Lukitsch was influential in creating positive changes to a local stadium’s wheelchair-accessible seating options, and he chose to continue his education at Augsburg College, in part, because of the urban campus features tunnels, above-ground links, and a wheelchair-friendly layout that make it more accessible. He plans to pursue a communication studies degree and will continue to study alongside Avery, his service dog who can open classroom doors and perform other tasks that allow him to live more independently.
A recent report airing on KARE 11 television noted that, “Augsburg College is located in the heart of Minneapolis in one of the most diverse zip codes in the city.” And, the College’s graduating class reflects that diversity.
As the story explained, “Under President Paul C. Pribbenow‘s leadership, the college has more than tripled the percentage of minorities in the full undergraduate body. In 2006, there were 11 percent compared to 33 percent in 2016.” The traditional undergraduate graduating class of 2016 is comprised of more than 42 percent students of color — a record achievement for the institution.
Pribbenow said Augsburg has been committed to attracting and supporting students from minority populations for more than a decade and has partnered with college readiness programs to achieve its success.
The broadcast report also included an interview with Robert Harper ’16, an alumnus who described why he values his college experience and the diverse makeup of his graduating class.
The Star Tribune recently covered the start of construction on the Norman and Evangeline Hagfors Center for Science, Business, and Religion — Augsburg College’s much anticipated interdisciplinary academic building scheduled to open in January 2018. The article notes that the capital campaign for this building project was the most successful in the College’s history and so far has generated $54 million, which is eight times more than Augsburg has ever raised.
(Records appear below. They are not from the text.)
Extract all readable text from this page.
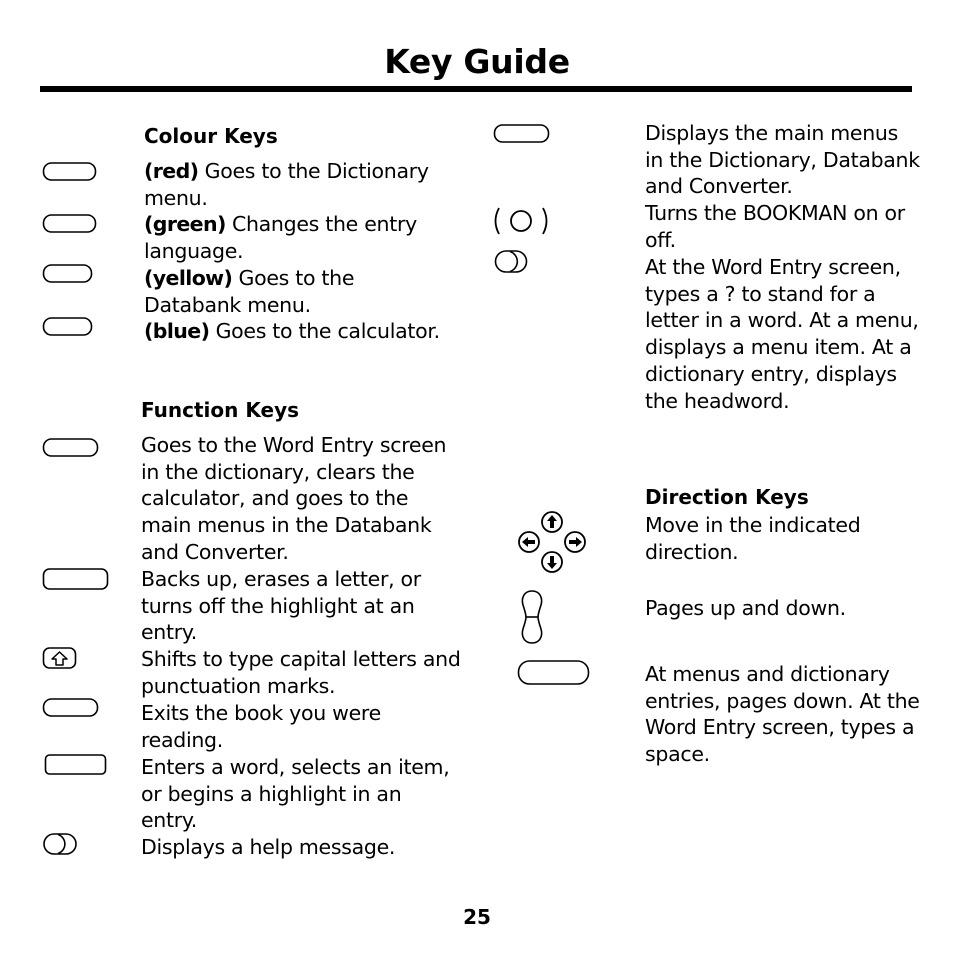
Key Guide
Colour Keys
(red) Goes to the Dictionary menu.
(green) Changes the entry language.
(yellow) Goes to the Databank menu.
(blue) Goes to the calculator.
Function Keys
Goes to the Word Entry screen in the dictionary, clears the calculator, and goes to the main menus in the Databank and Converter.
Backs up, erases a letter, or turns off the highlight at an entry.
Shifts to type capital letters and punctuation marks.
Exits the book you were reading.
Enters a word, selects an item, or begins a highlight in an entry.
Displays a help message.
Displays the main menus in the Dictionary, Databank and Converter.
Turns the BOOKMAN on or off.
At the Word Entry screen, types a ? to stand for a letter in a word. At a menu, displays a menu item. At a dictionary entry, displays the headword.
Direction Keys
Move in the indicated direction.
Pages up and down.
At menus and dictionary entries, pages down. At the Word Entry screen, types a space.
25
The story also acknowledges the generosity of the building’s lead donors, describing Norm Hagfor’s career success and the decades-long connection the Hagfors family developed with Augsburg.
The Minneapolis Star Tribune recently included a statement by Sam Graves ’16 in an article covering a large donation to the PACER Center, which specializes in creating technology designed for children and young adults with special needs. The $1 million donation was given by the Otto Bremer Trust.
Graves, a recent Augsburg College graduate who lives with cerebral palsy, credits the Center’s library of software and adaptive devices as part of his educational success. “Without technology, I wouldn’t be able to be independent,” he said.
Graves graduated with honors April 30 and was awarded the first-ever Youth Leadership Award by the Otto Bremer Trust later that evening.